8. Also in the verses of the Old Testament quoted below, the Holy Trinity is distinguishable.
“It is the God of Gods who is the Lord; and it is the God of Gods, the Lord himself, who knows” (Joshua 22: 22).
“And one cried unto another and said, Holy, holy, holy, is the Lord of the hosts: the whole earth is full of his glory” (Isa. 6: 3).
“And now the Lord, the Lord hath sent me and his spirit” (Isa. 48: 16).
It is plain, therefore, that the Old Testament itself condemns them who deny the Holy Trinity.
Hence the Jews can have no excuse whatever with regard to the Holy Trinity for disbelieving in It and persisting in their belief in a unipersonal God (monotheism) – a barren and fruitless God neither begetting a son nor emanating a spirit, and they are equally excuseless for combating the Holy Spirit with all their power ever since the day on which it manifested Itself both in the river Jordan (Matt. 3:16) and on the mountain on which took place the transfiguration (Luke 9:16). Moreover, it is important to note: that all other monotheists, such as Mohammedans, Masons, and the pseudo-scientific deists, derive from the monotheistic Jews, who openly and secretly combat the divinity of both Jesus Christ and the Holy Trinity. It is hard for them to kick against goads, however.

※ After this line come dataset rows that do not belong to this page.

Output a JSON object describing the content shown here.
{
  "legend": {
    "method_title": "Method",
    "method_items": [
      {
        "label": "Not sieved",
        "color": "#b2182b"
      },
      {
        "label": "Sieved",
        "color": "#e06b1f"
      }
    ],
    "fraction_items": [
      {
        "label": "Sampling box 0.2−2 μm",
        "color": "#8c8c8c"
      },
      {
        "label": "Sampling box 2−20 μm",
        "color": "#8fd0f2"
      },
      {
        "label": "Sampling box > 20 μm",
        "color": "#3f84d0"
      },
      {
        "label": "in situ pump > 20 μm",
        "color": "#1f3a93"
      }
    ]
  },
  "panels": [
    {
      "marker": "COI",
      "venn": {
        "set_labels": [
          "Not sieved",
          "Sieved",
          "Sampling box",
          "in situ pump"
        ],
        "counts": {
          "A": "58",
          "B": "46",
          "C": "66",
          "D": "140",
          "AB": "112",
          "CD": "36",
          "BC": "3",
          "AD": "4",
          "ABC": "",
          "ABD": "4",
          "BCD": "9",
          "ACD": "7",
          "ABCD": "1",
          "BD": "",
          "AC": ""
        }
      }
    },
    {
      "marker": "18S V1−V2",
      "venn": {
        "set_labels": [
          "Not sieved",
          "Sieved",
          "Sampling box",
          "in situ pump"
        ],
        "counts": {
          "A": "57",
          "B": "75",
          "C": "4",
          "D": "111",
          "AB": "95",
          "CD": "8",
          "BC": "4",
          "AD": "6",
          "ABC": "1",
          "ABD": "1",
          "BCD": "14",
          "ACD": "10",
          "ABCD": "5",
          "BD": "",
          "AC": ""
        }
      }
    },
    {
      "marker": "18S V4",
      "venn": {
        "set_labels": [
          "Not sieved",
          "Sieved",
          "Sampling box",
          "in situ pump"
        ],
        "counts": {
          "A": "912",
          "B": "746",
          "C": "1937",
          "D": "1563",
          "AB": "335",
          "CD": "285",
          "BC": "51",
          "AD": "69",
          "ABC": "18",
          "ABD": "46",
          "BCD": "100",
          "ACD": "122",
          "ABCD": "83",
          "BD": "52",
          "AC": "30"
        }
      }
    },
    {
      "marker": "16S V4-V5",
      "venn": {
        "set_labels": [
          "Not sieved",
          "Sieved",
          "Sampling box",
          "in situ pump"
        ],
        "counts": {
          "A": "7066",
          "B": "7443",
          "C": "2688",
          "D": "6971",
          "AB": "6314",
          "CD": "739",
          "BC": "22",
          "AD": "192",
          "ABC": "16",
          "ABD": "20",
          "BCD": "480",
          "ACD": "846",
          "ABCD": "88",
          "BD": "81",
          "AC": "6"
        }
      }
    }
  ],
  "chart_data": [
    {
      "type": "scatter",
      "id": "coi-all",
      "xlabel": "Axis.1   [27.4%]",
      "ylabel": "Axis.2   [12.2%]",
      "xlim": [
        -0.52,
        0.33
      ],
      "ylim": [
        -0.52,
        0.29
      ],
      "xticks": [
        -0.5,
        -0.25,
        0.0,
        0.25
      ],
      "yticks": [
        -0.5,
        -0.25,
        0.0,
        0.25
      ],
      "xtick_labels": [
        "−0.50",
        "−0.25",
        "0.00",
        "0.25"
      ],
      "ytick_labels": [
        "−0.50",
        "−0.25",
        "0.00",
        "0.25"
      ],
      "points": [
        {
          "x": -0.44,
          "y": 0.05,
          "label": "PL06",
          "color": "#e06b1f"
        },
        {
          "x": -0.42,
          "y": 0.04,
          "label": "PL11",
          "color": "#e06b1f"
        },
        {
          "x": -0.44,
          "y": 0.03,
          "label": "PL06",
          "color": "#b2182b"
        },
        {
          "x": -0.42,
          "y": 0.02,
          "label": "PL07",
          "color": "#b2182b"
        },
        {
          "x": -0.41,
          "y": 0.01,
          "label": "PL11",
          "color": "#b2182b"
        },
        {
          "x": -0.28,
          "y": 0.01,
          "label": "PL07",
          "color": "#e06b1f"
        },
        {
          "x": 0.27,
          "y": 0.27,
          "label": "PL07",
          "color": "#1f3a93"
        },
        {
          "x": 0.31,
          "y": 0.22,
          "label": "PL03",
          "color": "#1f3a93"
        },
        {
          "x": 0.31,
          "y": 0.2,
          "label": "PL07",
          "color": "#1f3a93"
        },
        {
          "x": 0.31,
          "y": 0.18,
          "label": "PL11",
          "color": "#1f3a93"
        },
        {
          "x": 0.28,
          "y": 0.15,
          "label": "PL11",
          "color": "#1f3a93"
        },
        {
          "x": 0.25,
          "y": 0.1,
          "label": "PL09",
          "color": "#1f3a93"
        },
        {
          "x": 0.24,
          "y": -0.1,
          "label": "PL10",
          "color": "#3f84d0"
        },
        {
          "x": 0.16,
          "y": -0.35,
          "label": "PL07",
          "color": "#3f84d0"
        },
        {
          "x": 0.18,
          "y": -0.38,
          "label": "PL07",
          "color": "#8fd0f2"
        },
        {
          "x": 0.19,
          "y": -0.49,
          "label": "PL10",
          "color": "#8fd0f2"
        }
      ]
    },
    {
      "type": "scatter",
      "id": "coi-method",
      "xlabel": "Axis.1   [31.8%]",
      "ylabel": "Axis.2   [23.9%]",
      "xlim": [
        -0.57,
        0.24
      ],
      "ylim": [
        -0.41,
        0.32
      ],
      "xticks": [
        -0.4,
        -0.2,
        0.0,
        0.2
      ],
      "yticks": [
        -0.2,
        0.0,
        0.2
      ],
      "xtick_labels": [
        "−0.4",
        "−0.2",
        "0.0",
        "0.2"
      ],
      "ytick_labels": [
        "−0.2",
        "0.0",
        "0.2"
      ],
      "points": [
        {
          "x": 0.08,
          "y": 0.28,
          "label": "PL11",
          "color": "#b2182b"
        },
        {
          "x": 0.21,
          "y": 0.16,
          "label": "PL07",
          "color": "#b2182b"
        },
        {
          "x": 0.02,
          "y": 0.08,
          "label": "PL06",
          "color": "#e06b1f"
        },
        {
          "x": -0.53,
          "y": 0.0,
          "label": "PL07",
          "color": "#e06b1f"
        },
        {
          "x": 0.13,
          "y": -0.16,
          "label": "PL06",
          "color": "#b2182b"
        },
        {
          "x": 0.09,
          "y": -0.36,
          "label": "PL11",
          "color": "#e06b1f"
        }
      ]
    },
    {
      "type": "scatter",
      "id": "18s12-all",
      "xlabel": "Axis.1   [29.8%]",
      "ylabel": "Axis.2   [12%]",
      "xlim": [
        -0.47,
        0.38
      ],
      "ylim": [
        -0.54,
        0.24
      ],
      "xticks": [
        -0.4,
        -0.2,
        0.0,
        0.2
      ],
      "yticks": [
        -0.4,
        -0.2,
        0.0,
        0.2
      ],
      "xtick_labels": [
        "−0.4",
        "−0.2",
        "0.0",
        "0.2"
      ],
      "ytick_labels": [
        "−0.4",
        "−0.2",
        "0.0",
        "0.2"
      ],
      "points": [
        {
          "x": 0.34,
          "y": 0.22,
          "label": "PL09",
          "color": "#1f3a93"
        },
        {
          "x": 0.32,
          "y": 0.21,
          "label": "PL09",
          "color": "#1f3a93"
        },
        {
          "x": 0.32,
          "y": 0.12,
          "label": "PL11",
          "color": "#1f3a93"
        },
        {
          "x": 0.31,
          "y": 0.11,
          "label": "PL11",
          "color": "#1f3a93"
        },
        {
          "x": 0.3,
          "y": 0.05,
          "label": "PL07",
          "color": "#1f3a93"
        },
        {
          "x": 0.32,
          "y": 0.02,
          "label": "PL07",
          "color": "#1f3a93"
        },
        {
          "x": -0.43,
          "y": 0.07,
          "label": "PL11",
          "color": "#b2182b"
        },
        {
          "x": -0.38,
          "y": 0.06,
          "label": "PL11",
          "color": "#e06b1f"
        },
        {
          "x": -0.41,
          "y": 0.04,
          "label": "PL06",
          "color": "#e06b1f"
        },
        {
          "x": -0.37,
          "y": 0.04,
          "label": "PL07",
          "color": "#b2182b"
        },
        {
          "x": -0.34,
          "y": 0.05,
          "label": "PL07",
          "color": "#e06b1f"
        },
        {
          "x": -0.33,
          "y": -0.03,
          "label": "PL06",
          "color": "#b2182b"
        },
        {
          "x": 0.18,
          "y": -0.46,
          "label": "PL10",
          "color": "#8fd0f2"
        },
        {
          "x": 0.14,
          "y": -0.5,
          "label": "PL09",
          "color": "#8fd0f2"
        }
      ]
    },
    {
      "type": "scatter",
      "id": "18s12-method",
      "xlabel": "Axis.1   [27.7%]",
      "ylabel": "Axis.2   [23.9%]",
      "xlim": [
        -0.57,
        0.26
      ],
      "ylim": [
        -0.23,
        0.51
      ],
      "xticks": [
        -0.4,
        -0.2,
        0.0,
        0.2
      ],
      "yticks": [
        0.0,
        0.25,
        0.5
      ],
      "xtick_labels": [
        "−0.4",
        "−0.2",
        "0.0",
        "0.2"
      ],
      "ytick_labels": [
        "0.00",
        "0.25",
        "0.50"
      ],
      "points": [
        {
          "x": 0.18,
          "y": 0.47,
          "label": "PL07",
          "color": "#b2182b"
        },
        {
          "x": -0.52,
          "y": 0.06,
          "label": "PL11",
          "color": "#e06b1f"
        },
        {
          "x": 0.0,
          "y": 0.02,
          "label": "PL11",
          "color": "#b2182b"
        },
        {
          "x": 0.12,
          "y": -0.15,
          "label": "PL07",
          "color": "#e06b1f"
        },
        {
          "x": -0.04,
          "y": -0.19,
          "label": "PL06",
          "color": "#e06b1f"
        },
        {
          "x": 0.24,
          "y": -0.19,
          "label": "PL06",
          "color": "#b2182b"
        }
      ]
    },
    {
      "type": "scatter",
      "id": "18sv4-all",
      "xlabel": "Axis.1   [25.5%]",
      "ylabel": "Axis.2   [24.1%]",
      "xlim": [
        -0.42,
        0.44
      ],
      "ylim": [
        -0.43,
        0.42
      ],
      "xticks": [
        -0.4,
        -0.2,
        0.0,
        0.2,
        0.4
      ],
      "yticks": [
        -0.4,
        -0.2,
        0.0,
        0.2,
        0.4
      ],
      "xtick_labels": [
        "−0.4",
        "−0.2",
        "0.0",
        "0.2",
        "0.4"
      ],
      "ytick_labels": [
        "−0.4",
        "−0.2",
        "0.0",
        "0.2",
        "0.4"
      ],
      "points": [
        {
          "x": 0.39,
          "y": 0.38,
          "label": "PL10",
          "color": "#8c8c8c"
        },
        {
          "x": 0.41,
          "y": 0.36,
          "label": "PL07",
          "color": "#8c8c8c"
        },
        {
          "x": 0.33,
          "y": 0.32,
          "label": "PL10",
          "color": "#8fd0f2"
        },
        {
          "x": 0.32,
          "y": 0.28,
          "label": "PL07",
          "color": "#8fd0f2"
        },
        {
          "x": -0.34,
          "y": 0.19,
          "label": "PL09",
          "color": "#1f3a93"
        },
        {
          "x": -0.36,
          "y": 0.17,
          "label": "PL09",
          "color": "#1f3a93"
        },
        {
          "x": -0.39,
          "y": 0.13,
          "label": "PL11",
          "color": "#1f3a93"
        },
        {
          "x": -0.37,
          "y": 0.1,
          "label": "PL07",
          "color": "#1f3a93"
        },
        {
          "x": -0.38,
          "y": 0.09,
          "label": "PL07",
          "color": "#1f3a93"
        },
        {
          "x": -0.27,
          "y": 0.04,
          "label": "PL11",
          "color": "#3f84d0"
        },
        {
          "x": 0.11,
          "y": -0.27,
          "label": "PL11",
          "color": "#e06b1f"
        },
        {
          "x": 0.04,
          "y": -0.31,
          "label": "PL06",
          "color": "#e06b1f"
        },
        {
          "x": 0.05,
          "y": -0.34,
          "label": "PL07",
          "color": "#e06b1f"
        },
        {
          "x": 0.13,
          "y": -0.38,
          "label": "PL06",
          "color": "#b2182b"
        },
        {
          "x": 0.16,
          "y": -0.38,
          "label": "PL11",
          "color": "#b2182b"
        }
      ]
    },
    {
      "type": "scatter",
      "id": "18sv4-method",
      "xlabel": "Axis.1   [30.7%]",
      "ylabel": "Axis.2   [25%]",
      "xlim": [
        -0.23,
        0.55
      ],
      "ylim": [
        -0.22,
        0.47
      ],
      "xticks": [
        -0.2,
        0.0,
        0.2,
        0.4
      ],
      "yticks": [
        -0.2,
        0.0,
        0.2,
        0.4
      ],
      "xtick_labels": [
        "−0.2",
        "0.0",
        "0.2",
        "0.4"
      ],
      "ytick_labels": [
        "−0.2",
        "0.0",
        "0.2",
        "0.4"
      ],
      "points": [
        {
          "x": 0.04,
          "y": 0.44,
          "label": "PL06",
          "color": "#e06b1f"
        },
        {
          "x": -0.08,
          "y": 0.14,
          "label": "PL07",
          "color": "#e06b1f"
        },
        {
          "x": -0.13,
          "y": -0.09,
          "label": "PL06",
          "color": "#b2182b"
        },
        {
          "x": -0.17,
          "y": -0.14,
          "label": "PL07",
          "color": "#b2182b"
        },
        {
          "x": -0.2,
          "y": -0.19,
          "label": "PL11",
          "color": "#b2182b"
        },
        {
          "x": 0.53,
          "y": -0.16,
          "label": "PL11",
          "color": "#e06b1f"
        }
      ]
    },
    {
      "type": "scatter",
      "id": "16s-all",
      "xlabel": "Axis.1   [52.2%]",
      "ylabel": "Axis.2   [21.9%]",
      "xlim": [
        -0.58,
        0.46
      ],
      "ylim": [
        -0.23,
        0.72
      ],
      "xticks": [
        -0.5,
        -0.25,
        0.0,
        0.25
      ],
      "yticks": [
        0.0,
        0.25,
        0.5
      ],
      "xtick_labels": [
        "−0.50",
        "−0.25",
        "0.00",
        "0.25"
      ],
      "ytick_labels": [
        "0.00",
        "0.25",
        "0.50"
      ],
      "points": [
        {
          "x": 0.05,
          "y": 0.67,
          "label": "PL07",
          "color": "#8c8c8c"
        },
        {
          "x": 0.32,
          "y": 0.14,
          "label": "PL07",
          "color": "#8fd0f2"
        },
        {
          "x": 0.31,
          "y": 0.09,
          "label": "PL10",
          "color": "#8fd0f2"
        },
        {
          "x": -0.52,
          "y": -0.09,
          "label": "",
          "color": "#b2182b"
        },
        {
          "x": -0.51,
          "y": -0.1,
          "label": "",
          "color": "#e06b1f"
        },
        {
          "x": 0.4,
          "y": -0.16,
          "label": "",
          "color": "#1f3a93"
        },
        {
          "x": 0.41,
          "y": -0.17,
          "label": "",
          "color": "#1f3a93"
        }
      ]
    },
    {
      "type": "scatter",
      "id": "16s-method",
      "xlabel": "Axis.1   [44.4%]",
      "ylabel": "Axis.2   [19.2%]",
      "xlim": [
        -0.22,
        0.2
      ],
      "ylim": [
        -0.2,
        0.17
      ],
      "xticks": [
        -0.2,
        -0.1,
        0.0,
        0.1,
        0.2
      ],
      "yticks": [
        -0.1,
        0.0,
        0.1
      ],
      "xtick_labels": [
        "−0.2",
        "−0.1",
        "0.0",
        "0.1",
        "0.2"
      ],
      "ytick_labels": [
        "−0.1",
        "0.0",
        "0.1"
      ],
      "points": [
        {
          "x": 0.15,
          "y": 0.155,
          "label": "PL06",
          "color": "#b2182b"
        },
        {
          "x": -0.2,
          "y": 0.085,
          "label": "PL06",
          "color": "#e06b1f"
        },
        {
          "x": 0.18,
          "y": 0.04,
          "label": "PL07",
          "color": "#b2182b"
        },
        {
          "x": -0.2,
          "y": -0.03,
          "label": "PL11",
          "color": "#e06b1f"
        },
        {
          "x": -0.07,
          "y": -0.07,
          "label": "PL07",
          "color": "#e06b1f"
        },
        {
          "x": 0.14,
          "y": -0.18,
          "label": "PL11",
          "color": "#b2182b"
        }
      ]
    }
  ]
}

Behold, O Jews and Judaizing Gentiles, the book of Genesis is the first witness for the Holy Trinity (as appears from the above-quoted passages). Lo, the holy prophets have prophesied in detail concerning the Holy Trinity such facts as those of the conception, birth, career, crucifixion, burial, resurrection, and assumption (ascension) of Jesus Christ, and those of His establishing the Christian Church, the persecution and war against it, and its ultimate triumph, which will soon be realized by its taking possession of the kingdom of its Founder and keeping possession thereof forever thereafter. (Dan. 2:44, 7:18).